What Ryle didn’t quite consider is that there can be actual, pragmatic, on-the-ground, battles between descriptions of how the world is, might be, or should be. For us, such battles — I hope — can continue. To quote him at his nearest point to mine:
"One cannot say ‘Bo’ to accountancy, but one can and should say ‘Bo’ to the accountant who leaves his ledgers to edify us with the moral he pretends to draw from his accounts, namely that books are nothing but entries in columns of pounds, shillings and pence".
So much then for the accountant’s version of the university to which I say an unreserved ‘Bo’ as soon as it oversteps its own mark and pretends to tell us something (a moral perhaps?) about the meaning of the university. Does this mean that I’m against accountability?
On the contrary, I’m all for. In the domain outwith the accountant’s grasp, and despite his attempts to enumerate it, in the domain of what I might call ordinary university life, the everyday world of the university, there are plenty of ways in which we account for ourselves. Why else is it called PUBLIC-ation?
I was never cut out for the “corporate”: but it’s inevitable once you reach a certain level of seniority — just as the best nurses are taken off the ward and assigned to the office to make up duty rosters, order equipment and calculate the next year’s budget. It’s probably ultimately not the fault of any local administrator (no matter how senior) — the motto across the whole Australian university sector is: mirror the government’s public service structure or die.
So, you get to a certain level of seniority, take on admin. tasks, start to think the accountant’s description of the university — you have to in order to do the job — and, before long, you’re not an academic any more. This is what happened to me during my nine-odd years of FT admin.
I don’t know when it began. Maybe:
1. When I stopped being “Crispin” and became “s850361a”— when did you first memorise your staff number?
2. When, half way through a one-minute, considered and reasoned refutation of his latest bit of inane policy, a certain ad-minion gave me the netball “time-out” sign from Kath and Kim.
3. When I heard a “Vision for the Future” speech in which a big Professor of Administration in a plastic suit said quite blatantly, proudly even: “We are all salesmen”. The only thing I know about being a salesman is Arthur Miller’s play, Death of a Salesman (1949).
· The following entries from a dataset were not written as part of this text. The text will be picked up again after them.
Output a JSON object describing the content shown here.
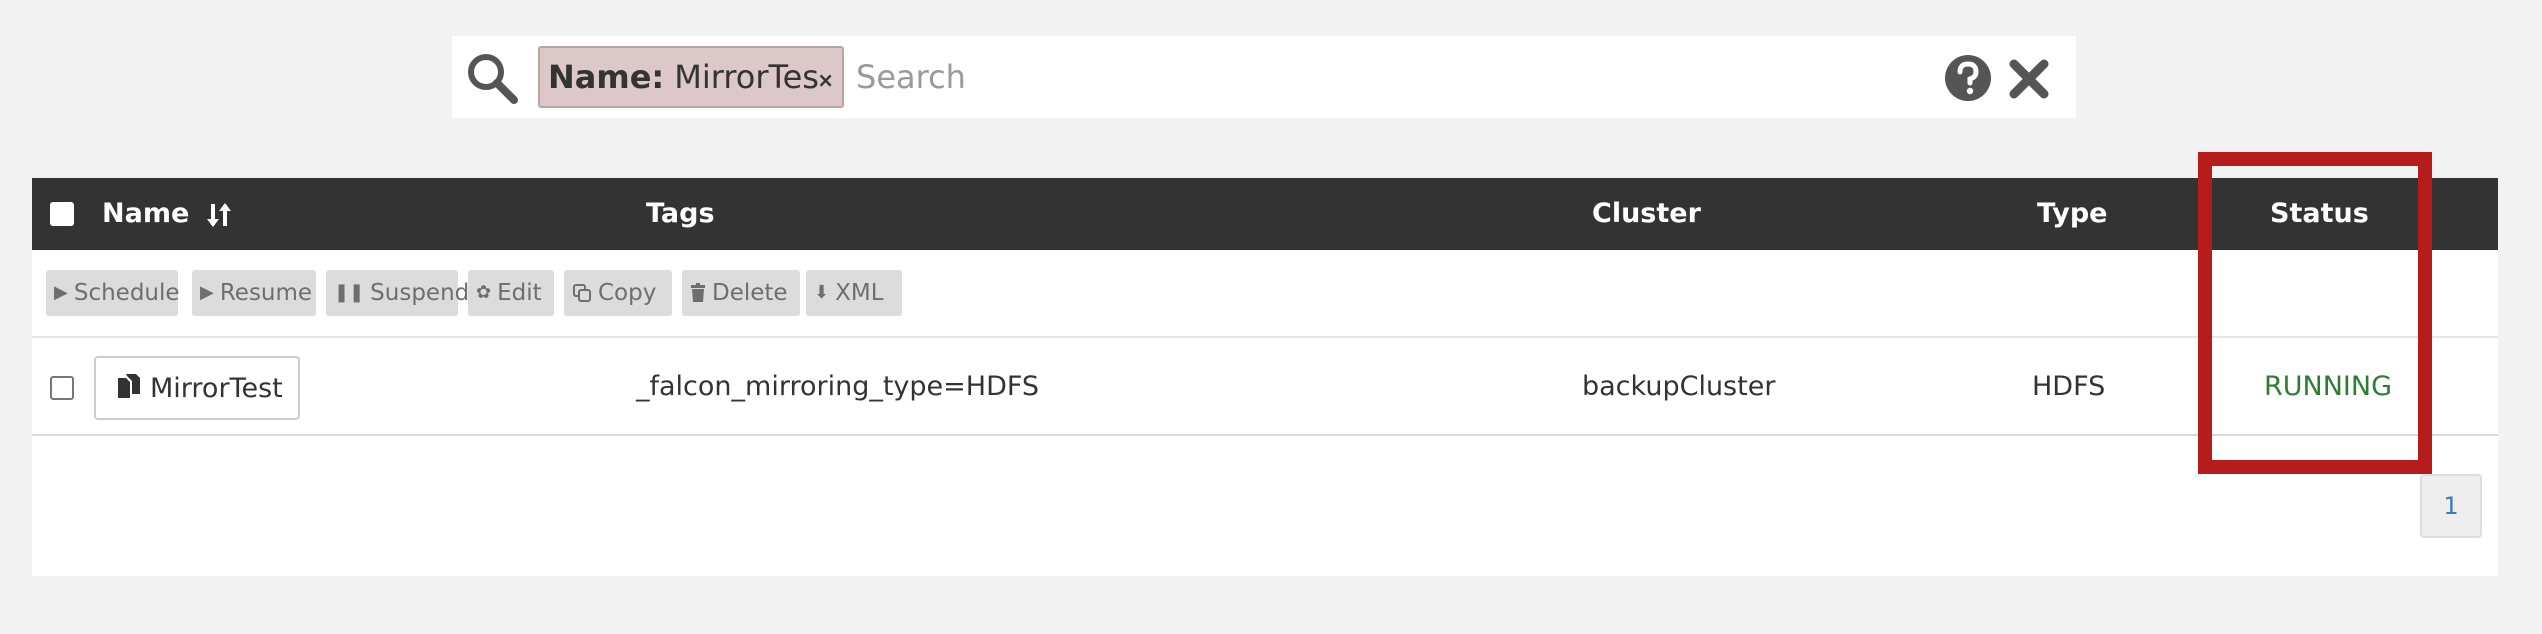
{
  "search": {
    "filter_key": "Name:",
    "filter_value": "MirrorTes",
    "filter_remove": "×",
    "placeholder": "Search"
  },
  "table": {
    "headers": {
      "name": "Name",
      "tags": "Tags",
      "cluster": "Cluster",
      "type": "Type",
      "status": "Status"
    },
    "toolbar": {
      "schedule": "Schedule",
      "resume": "Resume",
      "suspend": "Suspend",
      "edit": "Edit",
      "copy": "Copy",
      "delete": "Delete",
      "xml": "XML"
    },
    "rows": [
      {
        "name": "MirrorTest",
        "tags": "_falcon_mirroring_type=HDFS",
        "cluster": "backupCluster",
        "type": "HDFS",
        "status": "RUNNING"
      }
    ]
  },
  "pagination": {
    "current_page": "1"
  },
  "colors": {
    "header_bg": "#333333",
    "status_running": "#2e7d32",
    "highlight": "#b71c1c",
    "page_link": "#3a7cc0"
  },
  "icons": {
    "search": "search-icon",
    "help": "help-icon",
    "clear": "clear-icon",
    "sort": "sort-icon",
    "file": "file-icon"
  }
}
Towards the end, the dying salesman, Willy Loman says of his treatment by the corporation: “You can’t eat the orange and throw the peel away — a man is not a piece of fruit”.
Meanwhile....
At a university in a galaxy far away, it’s careers day and I’m sitting in the audience. An anxious parent asks: “What use are the humanities and social sciences?” (cf. “What use is a newborn baby?”) Jobs? Making a more just world? Feeding the hungry and curing the sick? No: they will make you a better person!
The row of Heads of Department, academics-become-administrators at the back: sedentary, chain-smoking alcoholics, to a man! All well published ... and perished; they looked old beyond their years. At the end, I introduced myself to one of their number. As I offered my hand, he held out his, saying: “Just hold it, it shakes all by itself”. I thought I’d just got a bad bunch on a bad day and chose to ignore the experience. I shouldn’t have! Now I know why they all looked like the gal at the end of the Belgian film Fear and Trembling — humiliated because of her lack of corporate fit and, after many degradation ceremonies at the hands of two-faced bullying bosses, eventually assigned to clean the toilets. Or: why they all looked like scared animals, longing to find a bolt-hole in the country somewhere.
They looked as I feel now: someone who has slowly climbed a tall ladder only to discover one thing: I suffer from vertigo. I should have listened to Wittgenstein when I had the chance back in about 1977. In Culture and Value, appropriately subtitled "A Selection from the Posthumous Remains", he says:
"I might say: if the place I want to reach could only be climbed up to by a ladder, I would give up trying to get there. For the place to which I really have to go is one I must actually be at already.
Anything I might reach by climbing a ladder does not interest me".